It was up to the commercials to save the Super Bowl XLVIII broadcast thanks to the whoopin' the Seattle Seahawks laid on the Denver Broncos. Sadly, many of the commercials in this year's Super Bowl class were anything but super. One of those commercials with a sports tie-in caught my eye for a peculiar reason.
Subway aired a new commercial advertising their new Fritos Chicken Enchilada melt, continuing the bizarre trend of fast food chains depending on snack foods to dazzle consumers. If Fritos subs or Doritos tacos are the next great innovation in American cuisine we're in more trouble than I thought.
The Subway commercial featured a number of prominent, well-known sports figures – Michael Phelps, Nastia Liukin, Apolo Ohno, and Jay Glazer.
And then there was Mike Lee.
Mike Lee. He was the boxer fella that had "Mike Lee" emblazoned on his shorts just so you would know it was Mike Lee.
Who is this boxer .00001% of the population watching the Super Bowl would recognize if he didn't have his name on his person and why was he grouped in with people actually famous for their athletic accomplishments?
Well, Mike Lee is in fact a real boxer. In fact, he has a 10-0 professional record. But here's the rub. He hasn't had a fight since August 2012, which is pretty strange for someone featured in a national advertising campaign in January 2014. When I tweeted about Lee last night at Awful Announcing, SI boxing writer Chris Mannix replied how strange it was to see him promoted alongside Olympic champions.
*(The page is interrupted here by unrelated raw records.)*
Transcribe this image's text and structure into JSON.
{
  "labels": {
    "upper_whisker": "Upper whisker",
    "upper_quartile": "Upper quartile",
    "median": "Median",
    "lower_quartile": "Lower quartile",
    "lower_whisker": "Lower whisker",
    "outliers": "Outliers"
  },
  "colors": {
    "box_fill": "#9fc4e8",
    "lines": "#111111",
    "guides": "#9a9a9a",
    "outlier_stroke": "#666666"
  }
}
@awfulannouncing Bizarre that he is part of that campaign. Fringe prospect who hasn't fought in a year and a half.
— Chris Mannix (@ChrisMannixSI) February 3, 2014
Good luck finding any information whatsoever on whether or not Mike Lee actually plans to box again. You'd have better luck finding out what happened to Denver's missing offense from last night. (rimshot) According to his Wikipedia page (and I know you're not supposed to cite Wikipedia, but it's literally the only source out there on this guy), Lee was released from Top Rank Promotions after pulling out of a fight three separate times. His Twitter page is little more than pictures of him training for a fight that may or may not be on the horizon and product placement for Subway.
So who is Mike Lee? He seems to be little more than a marketing creation filling the chasm that is American boxing and its thirst for a Great White Hope. (The movie version starring Peter Berg is far superior to anything actually produced by the sport since.) Believe it or not, this was the second consecutive year Lee was featured in a Subway Super Bowl ad and the second straight year everyone across America collectively asked "Who is Mike Lee?!?" Only this year, the questions should be more pronounced since he has disappeared from the fight game altogether.
Lee was profiled by Notre Dame magazine, alluding to the glowing prose surrounding Lee that should be reserved for the likes of Ali, Bill Gates, and Pope Francis.
The media take an almost sociological view of him, rarely failing to make note of his 3.8 GPA, finance degree, and interest in The Wall Street Journal and CNBC. There are headlines like USA Today’s “Wall Street can wait: Mike Lee ready to make his mark in the ring” and “Degree from Notre Dame nice, but Lee wants light heavyweight title”; meanwhile, The New York Times opines, “who would have thought the Irish might be able to boast of a world boxing champion before they claim another national title in their signature sport?”
One slight problem with that is to be a world boxing champion, you actually have to fight somebody!
Why was Mike Lee in a Subway Super Bowl commercial in 2014? It's a great question for the sandwich giants as there are literally hundreds of thousands of other athletes that have better credentials at this point in time. Maybe Mike Lee is just the latest example of boxing floundering for a Great White Hope. Maybe he's nothing more than a marketing creation. Maybe he's just a guy Subway found to fill their pre-made "Mike Lee" boxing shorts.